The most important thing to consider when comparing any insulation material against another is the R-factor per inch. Most closed-cell foams have an R-factor of 6 or 6.5 per inch of thickness. The pink fiberglass that might be in your walls is between 2 and 3 R-factor per inch. If you put in the same R-factor in a wall no matter the material, the thermal performance will be the same; all insulation does is slow the movement of heat. Heat travels to cold. Never forget these things as you evaluate what insulation to use.
What are the negative aspects of foam insulation? I visited the Spray Polyurethane Foam Alliance (SPFA) website. On their FAQ page you’ll great information. The SPFA readily admits that foams emit chemical compounds and odors into the air. Some studies show that the release of volatile organic compounds are minimal after the foam has cured. Yet, as we all should know by now, different studies can produce widely varying results. If you’re chemically sensitive, you best be very careful.
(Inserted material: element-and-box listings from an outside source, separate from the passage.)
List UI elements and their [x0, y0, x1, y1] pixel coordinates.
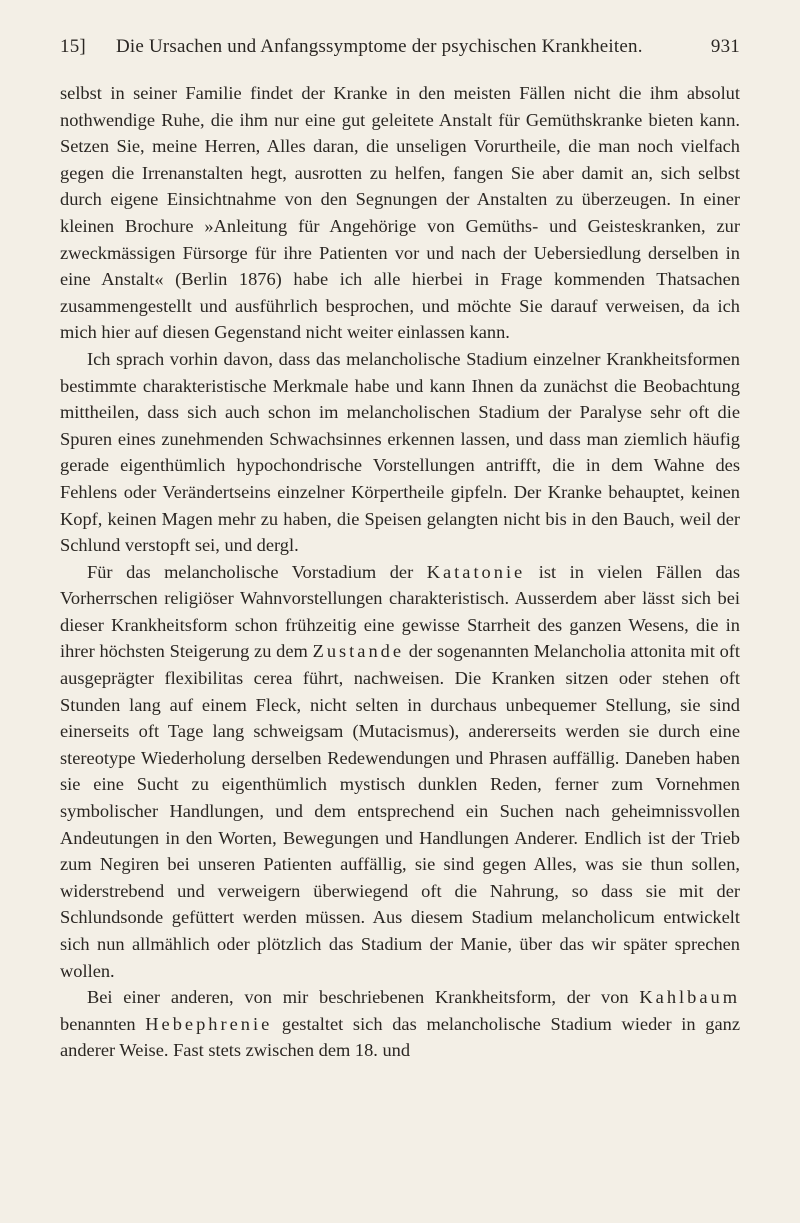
body-text: [60, 80, 740, 1064]
page-number: 931: [710, 36, 740, 57]
paragraph-3: [60, 559, 740, 985]
term-katatonie: Katatonie: [426, 561, 526, 582]
paragraph-3-text-a: Für das melancholische Vorstadium der: [87, 561, 427, 582]
section-marker: 15]: [60, 36, 86, 57]
running-title: Die Ursachen und Anfangssymptome der psychischen Krankheiten.: [116, 36, 643, 57]
paragraph-2: Ich sprach vorhin davon, dass das melancholische Stadium einzelner Krankheitsformen bestimmte charakteristische Merkmale habe und kann Ihnen da zunächst die Beobachtung mittheilen, dass sich auch schon im melancholischen Stadium der Paralyse sehr oft die Spuren eines zunehmenden Schwachsinnes erkennen lassen, und dass man ziemlich häufig gerade eigenthümlich hypochondrische Vorstellungen antrifft, die in dem Wahne des Fehlens oder Verändertseins einzelner Körpertheile gipfeln. Der Kranke behauptet, keinen Kopf, keinen Magen mehr zu haben, die Speisen gelangten nicht bis in den Bauch, weil der Schlund verstopft sei, und dergl.: [60, 348, 740, 556]
paragraph-1: selbst in seiner Familie findet der Kranke in den meisten Fällen nicht die ihm absolut nothwendige Ruhe, die ihm nur eine gut geleitete Anstalt für Gemüthskranke bieten kann. Setzen Sie, meine Herren, Alles daran, die unseligen Vorurtheile, die man noch vielfach gegen die Irrenanstalten hegt, ausrotten zu helfen, fangen Sie aber damit an, sich selbst durch eigene Einsichtnahme von den Segnungen der Anstalten zu überzeugen. In einer kleinen Brochure »Anleitung für Angehörige von Gemüths- und Geisteskranken, zur zweckmässigen Fürsorge für ihre Patienten vor und nach der Uebersiedlung derselben in eine Anstalt« (Berlin 1876) habe ich alle hierbei in Frage kommenden Thatsachen zusammengestellt und ausführlich besprochen, und möchte Sie darauf verweisen, da ich mich hier auf diesen Gegenstand nicht weiter einlassen kann.: [60, 83, 740, 343]
term-hebephrenie: Hebephrenie: [145, 1013, 273, 1034]
paragraph-3-text-b: ist in vielen Fällen das Vorherrschen religiöser Wahnvorstellungen charakteristisch. Ausserdem aber lässt sich bei dieser Krankheitsform schon frühzeitig eine gewisse Starrheit des ganzen Wesens, die in ihrer höchsten Steigerung zu dem: [60, 561, 740, 662]
paragraph-3-text-c: der sogenannten Melancholia attonita mit oft ausgeprägter flexibilitas cerea führt, nachweisen. Die Kranken sitzen oder stehen oft Stunden lang auf einem Fleck, nicht selten in durchaus unbequemer Stellung, sie sind einerseits oft Tage lang schweigsam (Mutacismus), andererseits werden sie durch eine stereotype Wiederholung derselben Redewendungen und Phrasen auffällig. Daneben haben sie eine Sucht zu eigenthümlich mystisch dunklen Reden, ferner zum Vornehmen symbolischer Handlungen, und dem entsprechend ein Suchen nach geheimnissvollen Andeutungen in den Worten, Bewegungen und Handlungen Anderer. Endlich ist der Trieb zum Negiren bei unseren Patienten auffällig, sie sind gegen Alles, was sie thun sollen, widerstrebend und verweigern überwiegend oft die Nahrung, so dass sie mit der Schlundsonde gefüttert werden müssen. Aus diesem Stadium melancholicum entwickelt sich nun allmählich oder plötzlich das Stadium der Manie, über das wir später sprechen wollen.: [60, 641, 740, 981]
author-kahlbaum: Kahlbaum: [639, 987, 740, 1008]
term-zustande: Zustande: [312, 641, 405, 662]
paragraph-4-text-a: Bei einer anderen, von mir beschriebenen Krankheitsform, der von: [87, 987, 640, 1008]
paragraph-4: [60, 984, 740, 1064]
paragraph-4-text-b: benannten: [60, 1013, 146, 1034]
running-header: [60, 36, 740, 62]
paragraph-4-text-c: gestaltet sich das melancholische Stadium wieder in ganz anderer Weise. Fast stets zwischen dem 18. und: [60, 1013, 740, 1061]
The next biggest negative in my opinion is the cost. Keep in mind that trying to calculate a return on investment (ROI) is harder than trying to roll a boulder up Mt. Washington. It’s a complex multi-variable problem. But using a small amount of common sense, you can determine if you’ll ever break even using foam insulation over the baseline fiberglass batts.
I decided to price out the insulation cost of the house that’s being built just down the street from me. The house has two stories with a total of 2,560 square feet of living area. It’s got 2482 square feet of wall area that requires insulation.